Mr Varadkar evoked the principles of the Just Society doctrine, first introduced within Fine Gael by Declan Costello over half a century ago.

The Tánaiste said that the party should create a society where everyone had the opportunity to get a good education, a job, promotion, home ownership, a family, and to be looked after when sick or growing old.

“When it comes to the workplace, I don’t believe we should return to the old normal. We need a new normal in which people are facilitated to work from home or from a hub near to where they live. It’s a choice.

On housing, he distanced his party from the policies of Opposition parties such as Sinn Féin.

“This means voting for new housing not against it, it means stronger protections for renters, encouraging investment not chasing it away and helping first-time buyers to get a deposit and a mortgage. That is what Fine Gael does. Others talk. We build,” he said.

On climate change Mr Varadkar new climate change legislation currently going through the Oireachtas would ensure Ireland moves from “being a laggard to a leader.”

However, he also told the Árd Fheis that any just society had to be built in a competitive economy.

“Fine Gael is the party you can trust to keep the economy strong, to create jobs and to manage the public finances.”

He did commit that the sectors hit hardest by the pandemic would continue to be cared for. In saying that, he said the party would continue to seek out foreign direct investment and strongly “stand by our sovereign right to set our own tax rates”.

He said the Government has set the ambition of having 2.5 million at work in Ireland by 2024, something that would represent a new record.

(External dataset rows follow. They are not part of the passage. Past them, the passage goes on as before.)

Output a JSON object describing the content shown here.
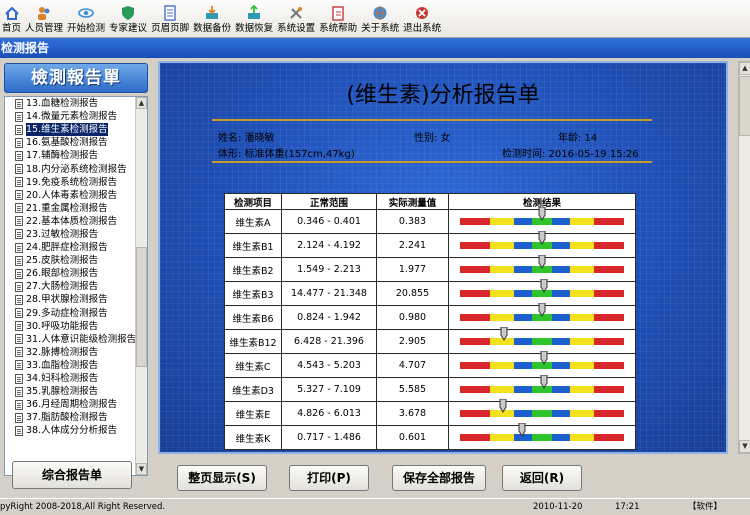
{
  "toolbar": {
    "items": [
      {
        "label": "首页",
        "icon": "home-icon",
        "color": "#2e6ad1"
      },
      {
        "label": "人员管理",
        "icon": "users-icon",
        "color": "#d9822b"
      },
      {
        "label": "开始检测",
        "icon": "eye-icon",
        "color": "#3a8fd9"
      },
      {
        "label": "专家建议",
        "icon": "shield-icon",
        "color": "#2a9a5a"
      },
      {
        "label": "页眉页脚",
        "icon": "document-icon",
        "color": "#4a70c9"
      },
      {
        "label": "数据备份",
        "icon": "backup-icon",
        "color": "#2e9bb2"
      },
      {
        "label": "数据恢复",
        "icon": "restore-icon",
        "color": "#2e9bb2"
      },
      {
        "label": "系统设置",
        "icon": "tools-icon",
        "color": "#7a7a7a"
      },
      {
        "label": "系统帮助",
        "icon": "help-icon",
        "color": "#c43838"
      },
      {
        "label": "关于系统",
        "icon": "globe-icon",
        "color": "#d96a2b"
      },
      {
        "label": "退出系统",
        "icon": "exit-icon",
        "color": "#c43838"
      }
    ]
  },
  "window": {
    "title": "检测报告"
  },
  "sidebar": {
    "logo_text": "檢測報告單",
    "items": [
      "13.血糖检测报告",
      "14.微量元素检测报告",
      "15.维生素检测报告",
      "16.氨基酸检测报告",
      "17.辅酶检测报告",
      "18.内分泌系统检测报告",
      "19.免疫系统检测报告",
      "20.人体毒素检测报告",
      "21.重金属检测报告",
      "22.基本体质检测报告",
      "23.过敏检测报告",
      "24.肥胖症检测报告",
      "25.皮肤检测报告",
      "26.眼部检测报告",
      "27.大肠检测报告",
      "28.甲状腺检测报告",
      "29.多动症检测报告",
      "30.呼吸功能报告",
      "31.人体意识能级检测报告",
      "32.脉搏检测报告",
      "33.血脂检测报告",
      "34.妇科检测报告",
      "35.乳腺检测报告",
      "36.月经周期检测报告",
      "37.脂肪酸检测报告",
      "38.人体成分分析报告"
    ],
    "selected_index": 2,
    "summary_button": "综合报告单"
  },
  "report": {
    "title": "(维生素)分析报告单",
    "name": "姓名: 潘晓敏",
    "gender": "性别: 女",
    "age": "年龄: 14",
    "body": "体形: 标准体重(157cm,47kg)",
    "test_time": "检测时间: 2016-05-19 15:26",
    "headers": [
      "检测项目",
      "正常范围",
      "实际测量值",
      "检测结果"
    ],
    "rows": [
      {
        "item": "维生素A",
        "range": "0.346 - 0.401",
        "value": "0.383",
        "level": 0.5
      },
      {
        "item": "维生素B1",
        "range": "2.124 - 4.192",
        "value": "2.241",
        "level": 0.5
      },
      {
        "item": "维生素B2",
        "range": "1.549 - 2.213",
        "value": "1.977",
        "level": 0.5
      },
      {
        "item": "维生素B3",
        "range": "14.477 - 21.348",
        "value": "20.855",
        "level": 0.51
      },
      {
        "item": "维生素B6",
        "range": "0.824 - 1.942",
        "value": "0.980",
        "level": 0.5
      },
      {
        "item": "维生素B12",
        "range": "6.428 - 21.396",
        "value": "2.905",
        "level": 0.27
      },
      {
        "item": "维生素C",
        "range": "4.543 - 5.203",
        "value": "4.707",
        "level": 0.51
      },
      {
        "item": "维生素D3",
        "range": "5.327 - 7.109",
        "value": "5.585",
        "level": 0.51
      },
      {
        "item": "维生素E",
        "range": "4.826 - 6.013",
        "value": "3.678",
        "level": 0.26
      },
      {
        "item": "维生素K",
        "range": "0.717 - 1.486",
        "value": "0.601",
        "level": 0.38
      }
    ],
    "gauge_colors": [
      "#d9262b",
      "#f2e21c",
      "#1e5fd0",
      "#2ec42e",
      "#1e5fd0",
      "#f2e21c",
      "#d9262b"
    ]
  },
  "actions": {
    "full_page": "整页显示(S)",
    "print": "打印(P)",
    "save_all": "保存全部报告",
    "back": "返回(R)"
  },
  "status": {
    "copyright": "pyRight 2008-2018,All Right Reserved.",
    "date": "2010-11-20",
    "time": "17:21",
    "software": "【软件】"
  }
}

In the concluding lines of the speech, Mr Varadkar said Ireland will never go back to the old way of doing things after the pandemic.

“We showed the world what we could achieve in the worst of circumstances.

“We showed each other what we can be at our best. We proved that politics can be about achieving what was once thought impossible. In the years ahead, this must be our guiding light and our inspiration, as we build a better future for all,” he said.